2.5.1.13. Les signes d'accompagnement de la
douleur.
On distingue : les signes digestifs, extradigestifs et
généraux.
a. Signes digestifs.
a.1. Nausées et vomissements.
Fréquents dans un problème abdominal mais n'ont
pas de signification spécifiques. Les vomissements sont cependant
significatifs dans des pathologies digestives hautes : obstructions
duodénales, pancréatite aiguë, cholécystite ou
migration choledocienne.
L'absence de bile dans les vomissements signifiera une
atteinte gastrique par exemple par sténose pylorique à la
différence d'une obstruction jéjunale ou duodénale ;
ces nausées et vomissements sont cependant le plus souvent reflexes et
liés à une irritation péritonéale par processus
inflammatoire ou infectieux.
a.2. Diarrhée et constipation.
· Constipation :
Lorsque le patient n'a émis ni gaz ni matière
pendant une période de plus de 12h, on peut affirmer qu'il y a un
certain degré, soit d'obstruction intestinale soit d'iléus
paralytique.
L'iléus paralytique accompagne nombre de
problèmes inflammatoires ou infectieux du péritoine :
iléus post opératoire (laparotomie), l'appendicite, la
diverticulite et, particulièrement la pancréatite.
· Diarrhée :
C'est une manifestation clinique classique de la
gastroentérite mais elle peut également se présenter au
départ d'un phénomène irritatif péritonéal
voire d'une obstruction intestinale.
Dans l'appendicite, l'irritation péritonéale
provoque d'abord une irritation intestinale avec un court épisode de
diarrhée avant de provoquer un iléus paralytique.

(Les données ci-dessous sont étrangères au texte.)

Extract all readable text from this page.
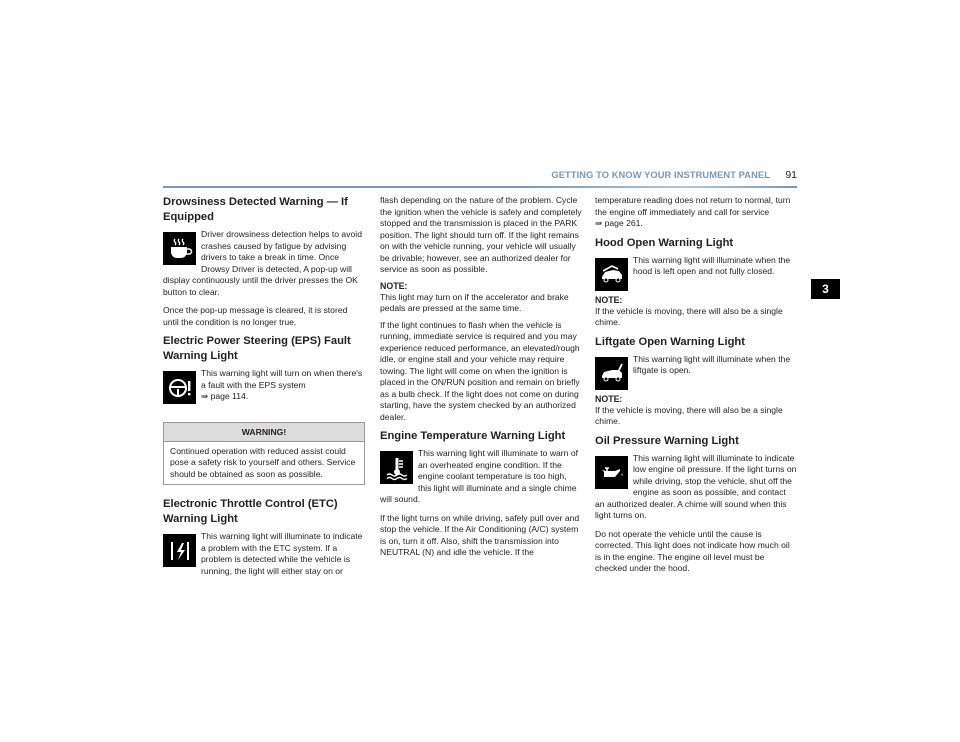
GETTING TO KNOW YOUR INSTRUMENT PANEL 91
3
Drowsiness Detected Warning — If Equipped

Driver drowsiness detection helps to avoid crashes caused by fatigue by advising drivers to take a break in time. Once Drowsy Driver is detected, A pop-up will display continuously until the driver presses the OK button to clear.

Once the pop-up message is cleared, it is stored until the condition is no longer true.

Electric Power Steering (EPS) Fault Warning Light

This warning light will turn on when there's a fault with the EPS system
⇛ page 114.

WARNING!

Continued operation with reduced assist could pose a safety risk to yourself and others. Service should be obtained as soon as possible.

Electronic Throttle Control (ETC) Warning Light

This warning light will illuminate to indicate a problem with the ETC system. If a problem is detected while the vehicle is running, the light will either stay on or

flash depending on the nature of the problem. Cycle the ignition when the vehicle is safely and completely stopped and the transmission is placed in the PARK position. The light should turn off. If the light remains on with the vehicle running, your vehicle will usually be drivable; however, see an authorized dealer for service as soon as possible.

NOTE:

This light may turn on if the accelerator and brake pedals are pressed at the same time.

If the light continues to flash when the vehicle is running, immediate service is required and you may experience reduced performance, an elevated/rough idle, or engine stall and your vehicle may require towing. The light will come on when the ignition is placed in the ON/RUN position and remain on briefly as a bulb check. If the light does not come on during starting, have the system checked by an authorized dealer.

Engine Temperature Warning Light

This warning light will illuminate to warn of an overheated engine condition. If the engine coolant temperature is too high, this light will illuminate and a single chime will sound.

If the light turns on while driving, safely pull over and stop the vehicle. If the Air Conditioning (A/C) system is on, turn it off. Also, shift the transmission into NEUTRAL (N) and idle the vehicle. If the

temperature reading does not return to normal, turn the engine off immediately and call for service
⇛ page 261.

Hood Open Warning Light

This warning light will illuminate when the hood is left open and not fully closed.

NOTE:

If the vehicle is moving, there will also be a single chime.

Liftgate Open Warning Light

This warning light will illuminate when the liftgate is open.

NOTE:

If the vehicle is moving, there will also be a single chime.

Oil Pressure Warning Light

This warning light will illuminate to indicate low engine oil pressure. If the light turns on while driving, stop the vehicle, shut off the engine as soon as possible, and contact an authorized dealer. A chime will sound when this light turns on.

Do not operate the vehicle until the cause is corrected. This light does not indicate how much oil is in the engine. The engine oil level must be checked under the hood.
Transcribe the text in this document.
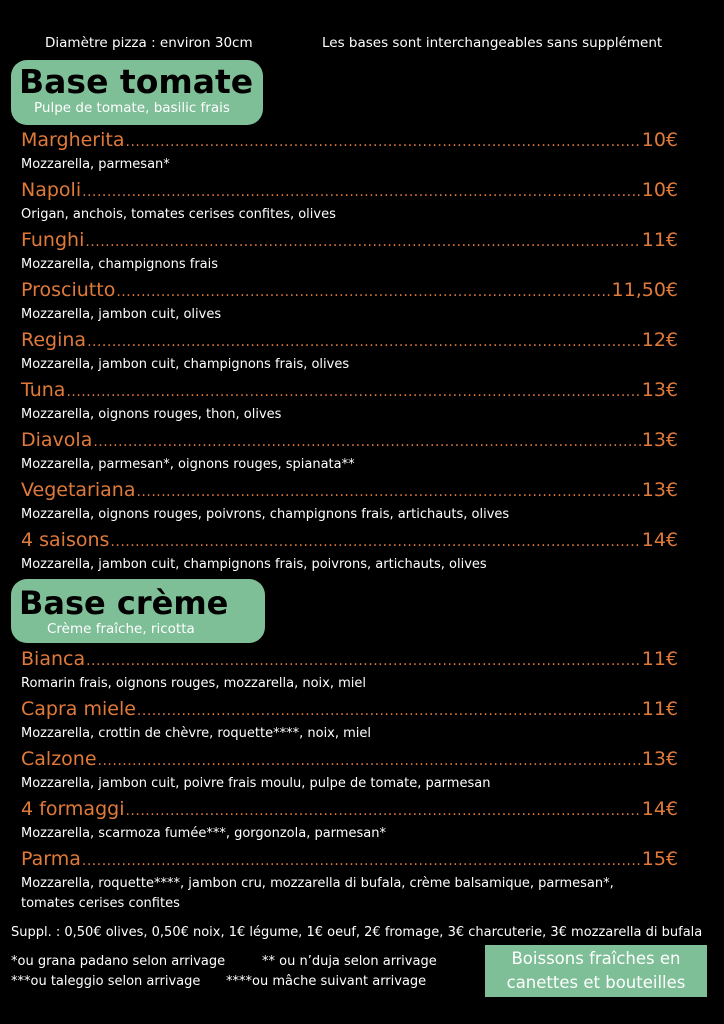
Diamètre pizza : environ 30cm	Les bases sont interchangeables sans supplément
Base tomate
Pulpe de tomate, basilic frais
Margherita .....	10€
Mozzarella, parmesan*
Napoli .....	10€
Origan, anchois, tomates cerises confites, olives
Funghi .....	11€
Mozzarella, champignons frais
Prosciutto .....	11,50€
Mozzarella, jambon cuit, olives
Regina .....	12€
Mozzarella, jambon cuit, champignons frais, olives
Tuna .....	13€
Mozzarella, oignons rouges, thon, olives
Diavola .....	13€
Mozzarella, parmesan*, oignons rouges, spianata**
Vegetariana .....	13€
Mozzarella, oignons rouges, poivrons, champignons frais, artichauts, olives
4 saisons .....	14€
Mozzarella, jambon cuit, champignons frais, poivrons, artichauts, olives
Base crème
Crème fraîche, ricotta
Bianca .....	11€
Romarin frais, oignons rouges, mozzarella, noix, miel
Capra miele .....	11€
Mozzarella, crottin de chèvre, roquette****, noix, miel
Calzone .....	13€
Mozzarella, jambon cuit, poivre frais moulu, pulpe de tomate, parmesan
4 formaggi .....	14€
Mozzarella, scarmoza fumée***, gorgonzola, parmesan*
Parma .....	15€
Mozzarella, roquette****, jambon cru, mozzarella di bufala, crème balsamique, parmesan*, tomates cerises confites
Suppl. : 0,50€ olives, 0,50€ noix, 1€ légume, 1€ oeuf, 2€ fromage, 3€ charcuterie, 3€ mozzarella di bufala
*ou grana padano selon arrivage	** ou n’duja selon arrivage
***ou taleggio selon arrivage ****ou mâche suivant arrivage
Boissons fraîches en
canettes et bouteilles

Idem pour la
diverticulite sigmoïdienne.
En cas d'obstruction, les contractions intestinales violentes
sur l'obstacle vont donner, durant les premières heures, l'une ou
l'autre selle d'aval de l'obstacle.
Une diarrhée sanglante peut se produire au
départ d'une ischémie intestinale surtout colique gauche.
b. Signes extradigestifs.
C'est par exemple : brûlure mictionnelle
(mictalgie), pertes gynécologiques.
c. Signes généraux.
c.1. La température et les frissons.
La température accompagne nombre d'urgences
abdominales. Dans l'appendicite, elle est rarement élevée. Elle
sera importante dans la diverticulite en phase d'obsession, dans la salpingite,
dans une cholécystite en phase d'aggravation.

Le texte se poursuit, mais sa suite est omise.